Check the availability of the Solr CRDs.

kubectl explain solrcloud.spec.zookeeperRef.provided.config
kubectl explain solrcloud.spec.zookeeperRef.provided.persistence
kubectl explain solrcloud.spec.zookeeperRef.provided.persistence.spec
plane ls

Check the availability of the Solr Operator Pods.

kubectl get pods -n datalayer-solr-operator -l control-plane=solr-operator

Datalayer Solr Cluster

Prepare a AWS S3 bucket for the Solr backups (the DATALAYER_SOLR_BACKUP_S3_BUCKET_NAME environment variable should contain that name) and create a secret with write access to that S3 bucket.

kubectl create secret generic aws-creds \
--from-literal=access-key-id=$AWS_ACCESS_KEY_ID \
--from-literal=secret-access-key=$AWS_SECRET_ACCESS_KEY \
--namespace=datalayer-solr
kubectl describe secret aws-creds -n datalayer-solr

Create a secret for the Solr authentication.

cat <<EOF | kubectl apply -f -
apiVersion: v1
kind: Secret
metadata:
name: solr-basic-auth
namespace: datalayer-solr
type: kubernetes.io/basic-auth
stringData:
username: ${DATALAYER_SOLR_USERNAME}
password: ${DATALAYER_SOLR_PASSWORD}
EOF
kubectl describe secret solr-basic-auth -n datalayer-solr
# Secret for the datalayer-api namespace.
cat <<EOF | kubectl apply -f -
apiVersion: v1
kind: Secret
metadata:
name: solr-basic-auth
namespace: datalayer-api
type: kubernetes.io/basic-auth
stringData:
username: ${DATALAYER_SOLR_USERNAME}
password: ${DATALAYER_SOLR_PASSWORD}
EOF
kubectl describe secret solr-basic-auth -n datalayer-api

You are now ready to create a Solr cluster. ensure the DATALAYER_SOLR_BACKUP_S3_BUCKET_NAME and DATALAYER_SOLR_BACKUP_S3_BUCKET_REGION variables with the name and region of the S3 bucket for the backups.

You can also configure the size of the cluster, a 3 nodes replica cluster is what is defined in the following spec.

kubectl apply -f $PLANE_HOME/etc/specs/solr/datalayer.yaml

Check the creation of the Solr Cluster Pods. It may take multiple minutes to get a completely up-and-running Solr cluster, mainly due to the time to provision the required storage.

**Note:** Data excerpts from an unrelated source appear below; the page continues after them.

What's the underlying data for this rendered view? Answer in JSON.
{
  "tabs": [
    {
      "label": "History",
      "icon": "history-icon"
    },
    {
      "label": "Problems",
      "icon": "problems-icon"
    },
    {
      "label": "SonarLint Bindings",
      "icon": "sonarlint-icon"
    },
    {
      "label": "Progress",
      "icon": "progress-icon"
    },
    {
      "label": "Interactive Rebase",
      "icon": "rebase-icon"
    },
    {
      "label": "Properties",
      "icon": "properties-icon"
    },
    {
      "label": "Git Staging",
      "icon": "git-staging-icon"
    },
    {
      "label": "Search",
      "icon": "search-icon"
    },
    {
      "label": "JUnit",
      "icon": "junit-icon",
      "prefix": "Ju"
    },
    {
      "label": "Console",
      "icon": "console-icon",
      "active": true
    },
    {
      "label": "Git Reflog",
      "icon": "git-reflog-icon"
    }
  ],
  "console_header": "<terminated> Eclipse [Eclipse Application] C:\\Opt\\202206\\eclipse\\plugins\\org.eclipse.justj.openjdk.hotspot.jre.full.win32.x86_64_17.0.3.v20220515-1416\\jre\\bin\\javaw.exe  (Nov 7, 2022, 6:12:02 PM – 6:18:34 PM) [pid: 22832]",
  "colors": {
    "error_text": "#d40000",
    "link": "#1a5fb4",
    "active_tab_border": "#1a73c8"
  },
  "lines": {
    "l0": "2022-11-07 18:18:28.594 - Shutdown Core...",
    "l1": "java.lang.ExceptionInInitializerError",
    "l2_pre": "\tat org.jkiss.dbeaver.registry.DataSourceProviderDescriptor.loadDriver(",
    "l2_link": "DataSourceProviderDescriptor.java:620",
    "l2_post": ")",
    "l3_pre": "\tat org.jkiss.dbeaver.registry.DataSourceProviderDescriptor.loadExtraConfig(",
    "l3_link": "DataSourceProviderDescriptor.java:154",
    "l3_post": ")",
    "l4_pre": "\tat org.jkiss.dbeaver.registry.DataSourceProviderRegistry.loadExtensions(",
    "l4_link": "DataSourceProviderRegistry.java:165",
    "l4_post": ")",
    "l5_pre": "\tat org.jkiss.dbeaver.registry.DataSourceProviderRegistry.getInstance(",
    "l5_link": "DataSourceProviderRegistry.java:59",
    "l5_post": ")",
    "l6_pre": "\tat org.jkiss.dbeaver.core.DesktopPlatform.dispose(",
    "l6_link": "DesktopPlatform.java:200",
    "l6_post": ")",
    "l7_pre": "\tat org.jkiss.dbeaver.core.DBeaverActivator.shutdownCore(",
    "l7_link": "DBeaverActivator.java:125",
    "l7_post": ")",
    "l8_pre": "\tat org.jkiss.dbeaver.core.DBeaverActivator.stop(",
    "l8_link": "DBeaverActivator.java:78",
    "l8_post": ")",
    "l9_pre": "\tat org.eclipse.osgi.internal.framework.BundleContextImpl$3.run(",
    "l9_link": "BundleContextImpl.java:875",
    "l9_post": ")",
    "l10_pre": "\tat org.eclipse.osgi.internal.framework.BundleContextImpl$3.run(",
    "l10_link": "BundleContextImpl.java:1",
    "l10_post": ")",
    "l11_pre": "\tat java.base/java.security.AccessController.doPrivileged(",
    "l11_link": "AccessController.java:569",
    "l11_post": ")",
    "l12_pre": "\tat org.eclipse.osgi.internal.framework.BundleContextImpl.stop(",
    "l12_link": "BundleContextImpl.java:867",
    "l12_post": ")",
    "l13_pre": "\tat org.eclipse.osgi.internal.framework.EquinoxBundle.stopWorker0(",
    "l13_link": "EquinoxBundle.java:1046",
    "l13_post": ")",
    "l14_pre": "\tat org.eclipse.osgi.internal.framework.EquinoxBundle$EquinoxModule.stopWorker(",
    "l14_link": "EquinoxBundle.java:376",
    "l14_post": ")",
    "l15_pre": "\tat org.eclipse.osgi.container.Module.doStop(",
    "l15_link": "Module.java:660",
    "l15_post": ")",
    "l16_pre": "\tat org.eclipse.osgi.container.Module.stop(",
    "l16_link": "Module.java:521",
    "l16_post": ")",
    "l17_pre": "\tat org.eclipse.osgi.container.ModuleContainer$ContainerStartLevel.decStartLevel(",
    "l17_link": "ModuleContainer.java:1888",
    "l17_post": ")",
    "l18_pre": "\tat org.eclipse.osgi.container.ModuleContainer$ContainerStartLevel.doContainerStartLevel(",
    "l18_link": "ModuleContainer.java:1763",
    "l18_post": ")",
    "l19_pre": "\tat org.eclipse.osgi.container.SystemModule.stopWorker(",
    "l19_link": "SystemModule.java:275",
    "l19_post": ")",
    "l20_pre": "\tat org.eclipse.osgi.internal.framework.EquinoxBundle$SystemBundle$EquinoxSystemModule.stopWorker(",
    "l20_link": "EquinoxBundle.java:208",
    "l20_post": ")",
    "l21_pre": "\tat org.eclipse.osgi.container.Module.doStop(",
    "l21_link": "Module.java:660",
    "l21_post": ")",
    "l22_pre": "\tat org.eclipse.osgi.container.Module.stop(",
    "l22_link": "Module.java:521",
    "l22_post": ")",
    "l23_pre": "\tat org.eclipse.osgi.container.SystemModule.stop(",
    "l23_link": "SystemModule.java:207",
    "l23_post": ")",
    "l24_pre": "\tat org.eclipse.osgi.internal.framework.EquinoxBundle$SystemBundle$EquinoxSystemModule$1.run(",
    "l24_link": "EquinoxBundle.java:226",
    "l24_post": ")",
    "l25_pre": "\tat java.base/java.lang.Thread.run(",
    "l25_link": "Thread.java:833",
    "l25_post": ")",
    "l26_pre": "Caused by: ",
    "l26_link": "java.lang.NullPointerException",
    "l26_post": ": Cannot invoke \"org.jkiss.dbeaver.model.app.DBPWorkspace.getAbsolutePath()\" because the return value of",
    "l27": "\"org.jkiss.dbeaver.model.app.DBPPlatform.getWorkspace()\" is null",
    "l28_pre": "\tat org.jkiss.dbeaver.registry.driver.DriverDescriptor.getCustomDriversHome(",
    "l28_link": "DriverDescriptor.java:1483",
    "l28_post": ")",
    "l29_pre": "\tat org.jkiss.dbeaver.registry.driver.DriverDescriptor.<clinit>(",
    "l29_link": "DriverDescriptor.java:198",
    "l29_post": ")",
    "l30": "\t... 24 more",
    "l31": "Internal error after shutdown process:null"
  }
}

kubectl get solrclouds -n datalayer-solr -w
# NAME VERSION TARGETVERSION DESIREDNODES NODES READYNODES UPTODATENODES AGE
# solr-datalayer 9.0.0 3 3 3 3 79s
kubectl get pods -n datalayer-solr -w
kubectl describe pods -n datalayer-solr | grep Node

Create Datalayer Solr Collections

Solr collections are organized into two sets that can be initialized independently.

Core Collections (17)

Platform collections used by the main Datalayer services:

CollectionPurpose
ai-agentsAI agents service records
contactsContact information
creditsUsage credits
datasourcesData source definitions
eventsAgent lifecycle and system event records
iamIdentity and access management
iam-tokensIAM authentication tokens
inboundsInbound integrations
invitesUser invitations
libraryContent library
notificationsUser-facing notifications records
outboundsOutbound integrations
secretsEncrypted secrets metadata
spacesWorkspace spaces
successSuccess tracking
tool-approvalsTool approval requests and decision state
usagePlatform usage metrics

Note: The notifications collection stores user-facing notifications, while events stores lifecycle and system events.

Runtimes Collections (2)

Collections specific to the runtimes subsystem:

CollectionPurpose
runtimes-checkpointsRuntime checkpoint records (CRIU snapshots metadata)
runtimes-snapshotsRuntime snapshot records

Source of Truth

The collection arrays are defined in solr-collections.sh:

  • SOLR_COLLECTIONS_CORE — Core platform collections
  • SOLR_COLLECTIONS_RUNTIMES — Runtimes collections
  • SOLR_COLLECTIONS — All collections combined (union of the above two)

The solr-init script prompts which collection set to create. This is useful when adding the runtimes collections to an existing cluster without re-creating the core ones.

plane solr-init
# Select:
# 1) Core - Platform collections (17 collections)
# 2) Runtimes - Runtimes collections (2 collections)
# 3) All - All collections (19 collections)
#
# The init pod is created, logs are streamed, and the pod is auto-cleaned.

Backup Datalayer Solr

Solr collections are backed up to an AWS S3 bucket using the Solr Operator SolrBackup CRD. The backup relies on the s3 repository configured in the SolrCloud spec (see Datalayer Solr Cluster above).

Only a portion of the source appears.